The student's question relates to calculating the NPV of an investment using a discount rate(8%) to find the present value of future returns and subtracting the initial cost. The annual returns are discounted for each of the 8 years then summed up and the initial investment is subtracted to find the NPV.

Step-by-step explanation:

The student is asking how to calculate the net present value (NPV) of an investment with an initial cost of $65,000, an 8% cost of capital, and an annual return of $16,000 over 8 years.

To calculate NPV, you must discount each annual cash flow back to its present value and then subtract the initial investment. The formula to calculate the present value (PV) of each return is:

PV = Return / (1 + r)^n

Where r is the cost of capital (0.08) and n is the year number for which you're calculating the return.
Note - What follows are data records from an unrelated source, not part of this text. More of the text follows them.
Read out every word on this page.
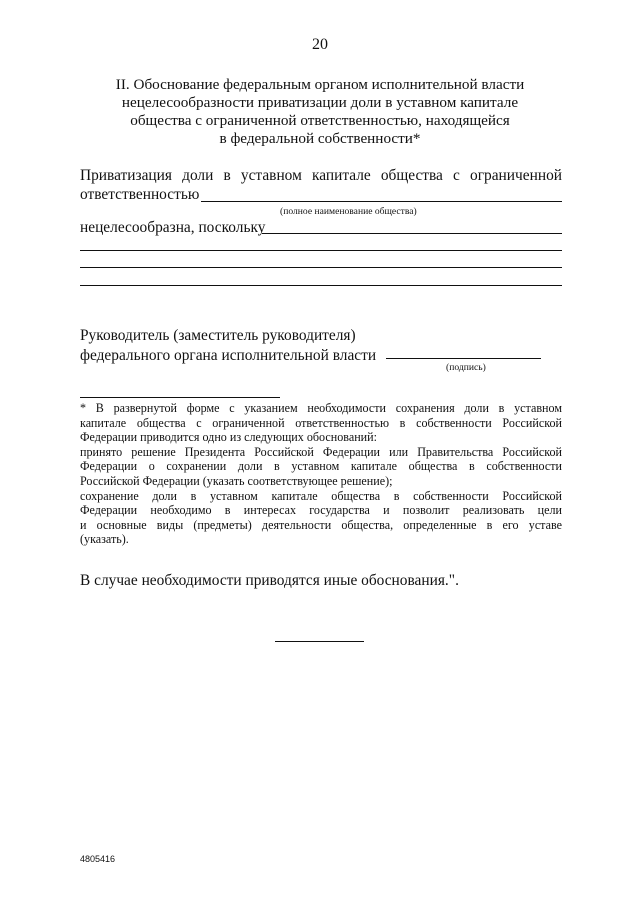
20
II. Обоснование федеральным органом исполнительной власти
нецелесообразности приватизации доли в уставном капитале
общества с ограниченной ответственностью, находящейся
в федеральной собственности*
Приватизация доли в уставном капитале общества с ограниченной
ответственностью
(полное наименование общества)
нецелесообразна, поскольку
Руководитель (заместитель руководителя)
федерального органа исполнительной власти
(подпись)
* В развернутой форме с указанием необходимости сохранения доли в уставном
капитале общества с ограниченной ответственностью в собственности Российской
Федерации приводится одно из следующих обоснований:
принято решение Президента Российской Федерации или Правительства Российской
Федерации о сохранении доли в уставном капитале общества в собственности
Российской Федерации (указать соответствующее решение);
сохранение доли в уставном капитале общества в собственности Российской
Федерации необходимо в интересах государства и позволит реализовать цели
и основные виды (предметы) деятельности общества, определенные в его уставе
(указать).
В случае необходимости приводятся иные обоснования.".
4805416
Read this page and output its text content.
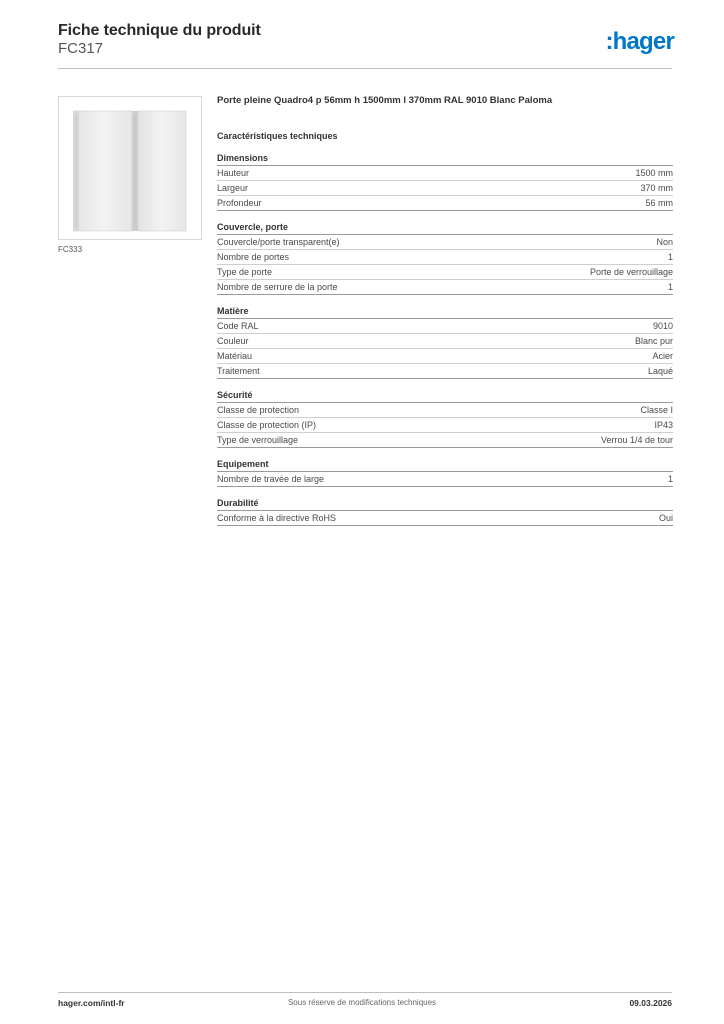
Fiche technique du produit
FC317	:hager
FC333
Porte pleine Quadro4 p 56mm h 1500mm l 370mm RAL 9010 Blanc Paloma
Caractéristiques techniques
Dimensions
Hauteur	1500 mm
Largeur	370 mm
Profondeur	56 mm
Couvercle, porte
Couvercle/porte transparent(e)	Non
Nombre de portes	1
Type de porte	Porte de verrouillage
Nombre de serrure de la porte	1
Matière
Code RAL	9010
Couleur	Blanc pur
Matériau	Acier
Traitement	Laqué
Sécurité
Classe de protection	Classe I
Classe de protection (IP)	IP43
Type de verrouillage	Verrou 1/4 de tour
Equipement
Nombre de travée de large	1
Durabilité
Conforme à la directive RoHS	Oui
hager.com/intl-fr	Sous réserve de modifications techniques	09.03.2026
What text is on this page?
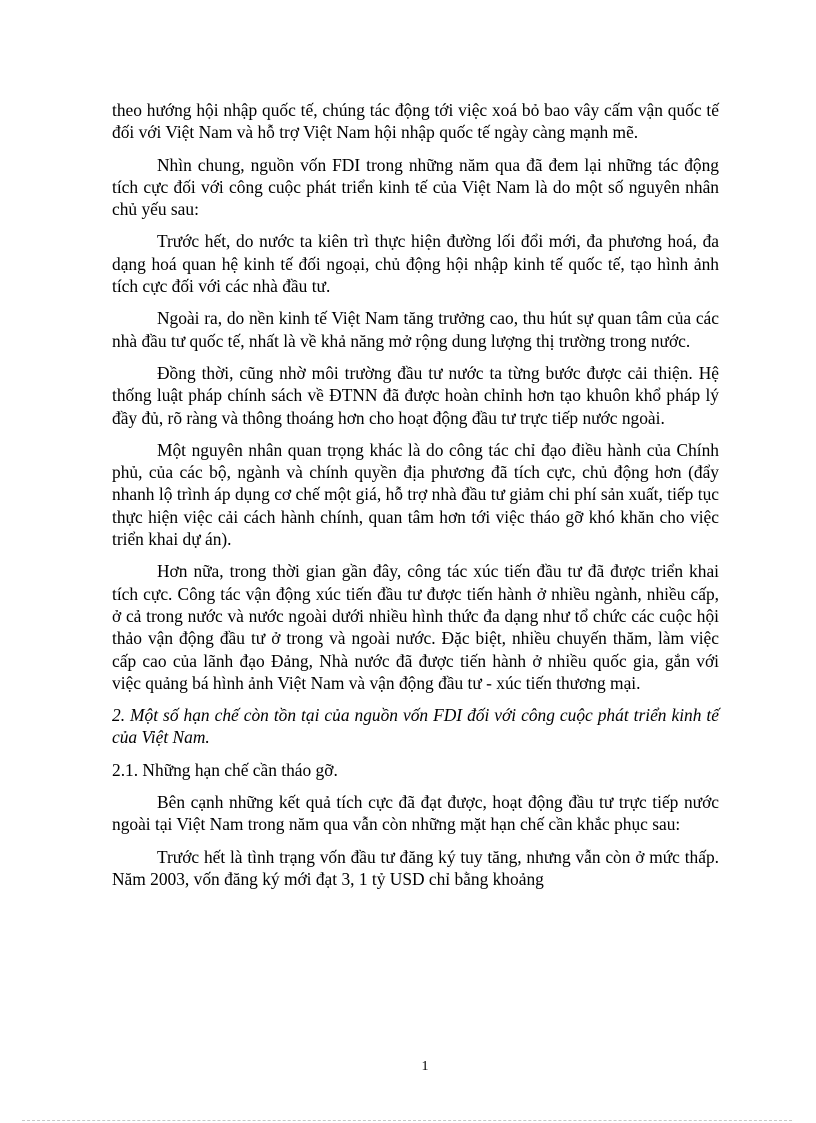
theo hướng hội nhập quốc tế, chúng tác động tới việc xoá bỏ bao vây cấm vận quốc tế đối với Việt Nam và hỗ trợ Việt Nam hội nhập quốc tế ngày càng mạnh mẽ.

Nhìn chung, nguồn vốn FDI trong những năm qua đã đem lại những tác động tích cực đối với công cuộc phát triển kinh tế của Việt Nam là do một số nguyên nhân chủ yếu sau:

Trước hết, do nước ta kiên trì thực hiện đường lối đổi mới, đa phương hoá, đa dạng hoá quan hệ kinh tế đối ngoại, chủ động hội nhập kinh tế quốc tế, tạo hình ảnh tích cực đối với các nhà đầu tư.

Ngoài ra, do nền kinh tế Việt Nam tăng trưởng cao, thu hút sự quan tâm của các nhà đầu tư quốc tế, nhất là về khả năng mở rộng dung lượng thị trường trong nước.

Đồng thời, cũng nhờ môi trường đầu tư nước ta từng bước được cải thiện. Hệ thống luật pháp chính sách về ĐTNN đã được hoàn chỉnh hơn tạo khuôn khổ pháp lý đầy đủ, rõ ràng và thông thoáng hơn cho hoạt động đầu tư trực tiếp nước ngoài.

Một nguyên nhân quan trọng khác là do công tác chỉ đạo điều hành của Chính phủ, của các bộ, ngành và chính quyền địa phương đã tích cực, chủ động hơn (đẩy nhanh lộ trình áp dụng cơ chế một giá, hỗ trợ nhà đầu tư giảm chi phí sản xuất, tiếp tục thực hiện việc cải cách hành chính, quan tâm hơn tới việc tháo gỡ khó khăn cho việc triển khai dự án).

Hơn nữa, trong thời gian gần đây, công tác xúc tiến đầu tư đã được triển khai tích cực. Công tác vận động xúc tiến đầu tư được tiến hành ở nhiều ngành, nhiều cấp, ở cả trong nước và nước ngoài dưới nhiều hình thức đa dạng như tổ chức các cuộc hội thảo vận động đầu tư ở trong và ngoài nước. Đặc biệt, nhiều chuyến thăm, làm việc cấp cao của lãnh đạo Đảng, Nhà nước đã được tiến hành ở nhiều quốc gia, gắn với việc quảng bá hình ảnh Việt Nam và vận động đầu tư - xúc tiến thương mại.

2. Một số hạn chế còn tồn tại của nguồn vốn FDI đối với công cuộc phát triển kinh tế của Việt Nam.

2.1. Những hạn chế cần tháo gỡ.

Bên cạnh những kết quả tích cực đã đạt được, hoạt động đầu tư trực tiếp nước ngoài tại Việt Nam trong năm qua vẫn còn những mặt hạn chế cần khắc phục sau:

Trước hết là tình trạng vốn đầu tư đăng ký tuy tăng, nhưng vẫn còn ở mức thấp. Năm 2003, vốn đăng ký mới đạt 3, 1 tỷ USD chỉ bằng khoảng

1
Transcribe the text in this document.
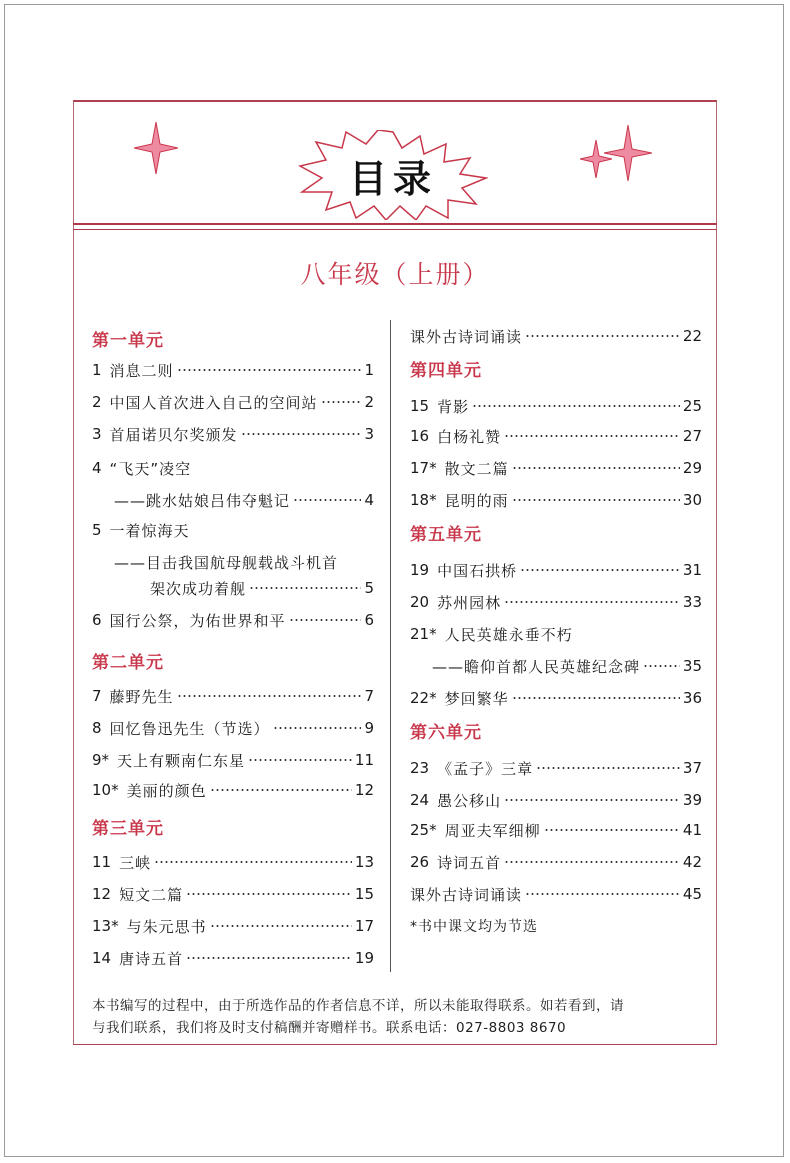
目录
八年级（上册）
第一单元
1 消息二则	1
2 中国人首次进入自己的空间站	2
3 首届诺贝尔奖颁发	3
4 “飞天”凌空
——跳水姑娘吕伟夺魁记	4
5 一着惊海天
——目击我国航母舰载战斗机首
架次成功着舰	5
6 国行公祭，为佑世界和平	6
第二单元
7 藤野先生	7
8 回忆鲁迅先生（节选）	9
9* 天上有颗南仁东星	11
10* 美丽的颜色	12
第三单元
11 三峡	13
12 短文二篇	15
13* 与朱元思书	17
14 唐诗五首	19
课外古诗词诵读	22
第四单元
15 背影	25
16 白杨礼赞	27
17* 散文二篇	29
18* 昆明的雨	30
第五单元
19 中国石拱桥	31
20 苏州园林	33
21* 人民英雄永垂不朽
——瞻仰首都人民英雄纪念碑	35
22* 梦回繁华	36
第六单元
23 《孟子》三章	37
24 愚公移山	39
25* 周亚夫军细柳	41
26 诗词五首	42
课外古诗词诵读	45
*书中课文均为节选

本书编写的过程中，由于所选作品的作者信息不详，所以未能取得联系。如若看到，请

与我们联系，我们将及时支付稿酬并寄赠样书。联系电话：027-8803 8670
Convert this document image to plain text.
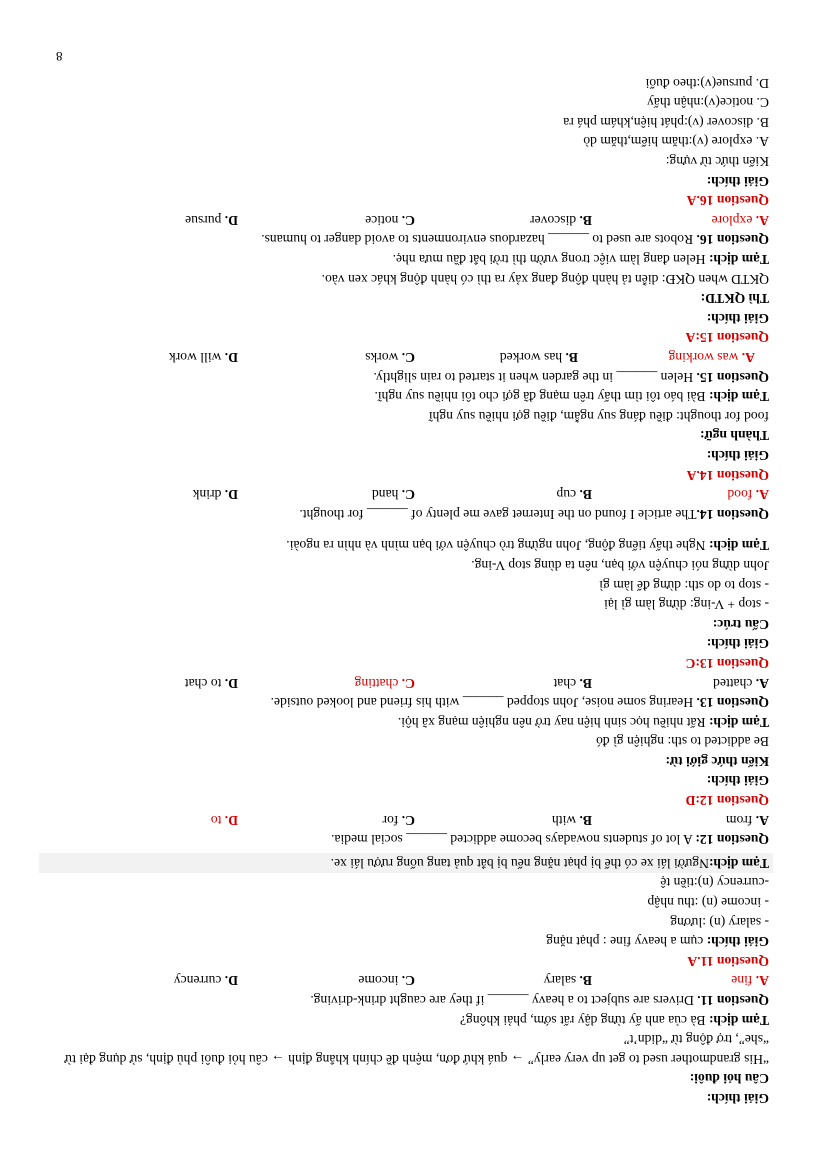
Giải thích:
Câu hỏi đuôi:
“His grandmother used to get up very early” → quá khứ đơn, mệnh đề chính khẳng định → câu hỏi đuôi phủ định, sử dụng đại từ “she”, trợ động từ “didn’t”
Tạm dịch: Bà của anh ấy từng dậy rất sớm, phải không?
Question 11. Drivers are subject to a heavy ______ if they are caught drink-driving.
A. fine
B. salary
C. income
D. currency
Question 11.A
Giải thích: cụm a heavy fine : phạt nặng
- salary (n) :lương
- income (n) :thu nhập
-currency (n):tiền tệ
Tạm dịch:Người lái xe có thể bị phạt nặng nếu bị bắt quả tang uống rượu lái xe.
Question 12: A lot of students nowadays become addicted ______ social media.
A. from
B. with
C. for
D. to
Question 12:D
Giải thích:
Kiến thức giới từ:
Be addicted to sth: nghiện gì đó
Tạm dịch: Rất nhiều học sinh hiện nay trở nên nghiện mạng xã hội.
Question 13. Hearing some noise, John stopped ______ with his friend and looked outside.
A. chatted
B. chat
C. chatting
D. to chat
Question 13:C
Giải thích:
Cấu trúc:
- stop + V-ing: dừng làm gì lại
- stop to do sth: dừng để làm gì
John dừng nói chuyện với bạn, nên ta dùng stop V-ing.
Tạm dịch: Nghe thấy tiếng động, John ngừng trò chuyện với bạn mình và nhìn ra ngoài.
Question 14.The article I found on the Internet gave me plenty of ______ for thought.
A. food
B. cup
C. hand
D. drink
Question 14.A
Giải thích:
Thành ngữ:
food for thought: điều đáng suy ngẫm, điều gợi nhiều suy nghĩ
Tạm dịch: Bài báo tôi tìm thấy trên mạng đã gợi cho tôi nhiều suy nghĩ.
Question 15. Helen ______ in the garden when it started to rain slightly.
A. was working
B. has worked
C. works
D. will work
Question 15:A
Giải thích:
Thì QKTD:
QKTD when QKĐ: diễn tả hành động đang xảy ra thì có hành động khác xen vào.
Tạm dịch: Helen đang làm việc trong vườn thì trời bắt đầu mưa nhẹ.
Question 16. Robots are used to ______ hazardous environments to avoid danger to humans.
A. explore
B. discover
C. notice
D. pursue
Question 16.A
Giải thích:
Kiến thức từ vựng:
A. explore (v):thăm hiểm,thăm dò
B. discover (v):phát hiện,khám phá ra
C. notice(v):nhận thấy
D. pursue(v):theo đuổi
8
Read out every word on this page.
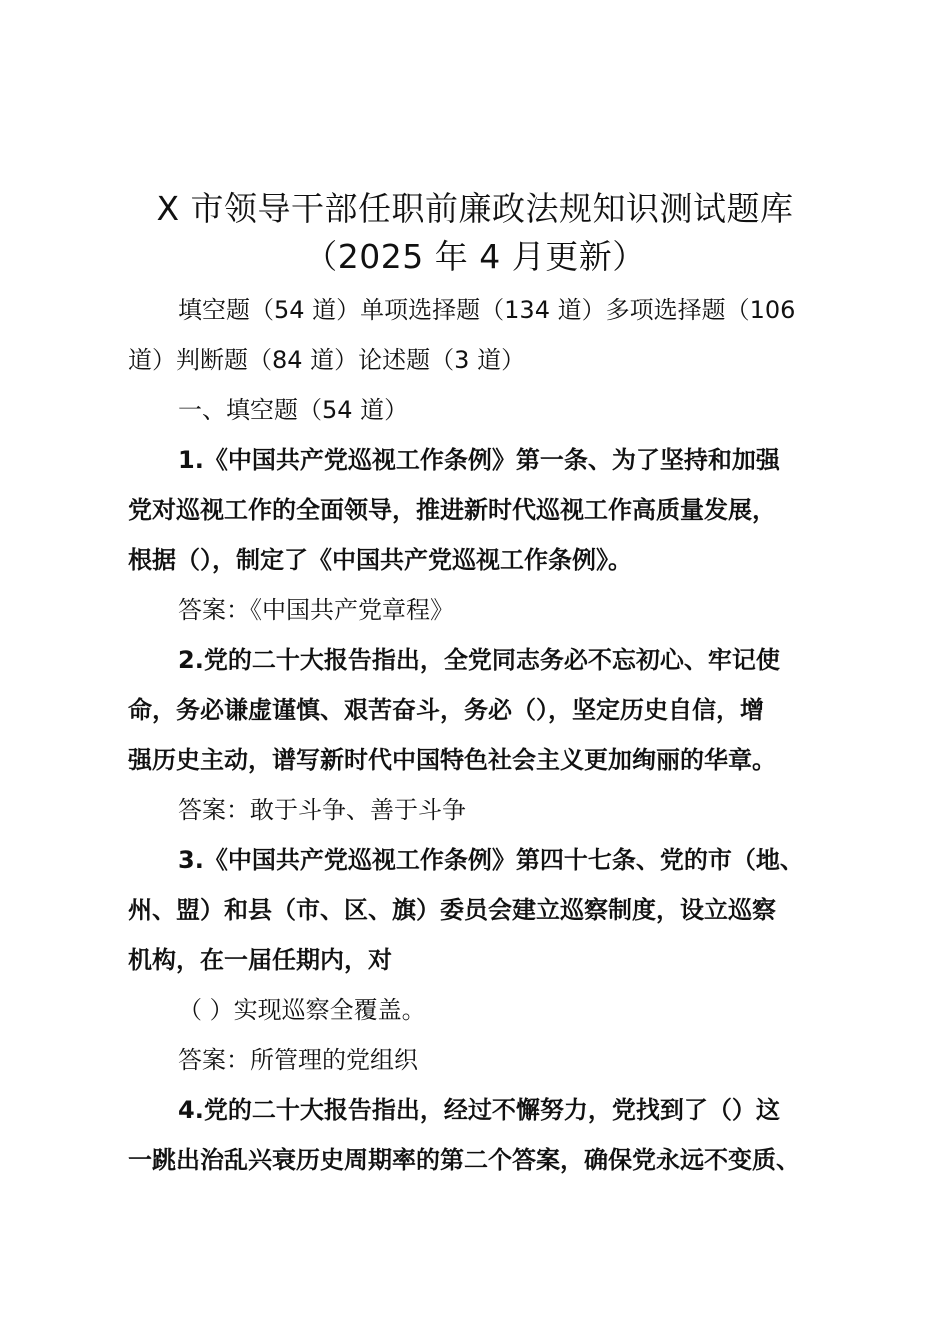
X 市领导干部任职前廉政法规知识测试题库
（2025 年 4 月更新）

填空题（54 道）单项选择题（134 道）多项选择题（106

道）判断题（84 道）论述题（3 道）

一、填空题（54 道）

1.《中国共产党巡视工作条例》第一条、为了坚持和加强

党对巡视工作的全面领导，推进新时代巡视工作高质量发展，

根据（），制定了《中国共产党巡视工作条例》。

答案：《中国共产党章程》

2.党的二十大报告指出，全党同志务必不忘初心、牢记使

命，务必谦虚谨慎、艰苦奋斗，务必（），坚定历史自信，增

强历史主动，谱写新时代中国特色社会主义更加绚丽的华章。

答案：敢于斗争、善于斗争

3.《中国共产党巡视工作条例》第四十七条、党的市（地、

州、盟）和县（市、区、旗）委员会建立巡察制度，设立巡察

机构，在一届任期内，对

（ ）实现巡察全覆盖。

答案：所管理的党组织

4.党的二十大报告指出，经过不懈努力，党找到了（）这

一跳出治乱兴衰历史周期率的第二个答案，确保党永远不变质、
For this example, the calculation for each year's PV is as follows:

  1. PV year 1: $16,000 / (1 + 0.08)^1
  2. PV year 2: $16,000 / (1 + 0.08)^2
  3. PV year 8: $16,000 / (1 + 0.08)^8

After finding the PV for each year, sum these values to get the total present value of returns. Finally, subtract the initial investment from the total PV to find the NPV. The answer would be rounded to the nearest whole number. Calculations for each year are not provided here but would follow the same method.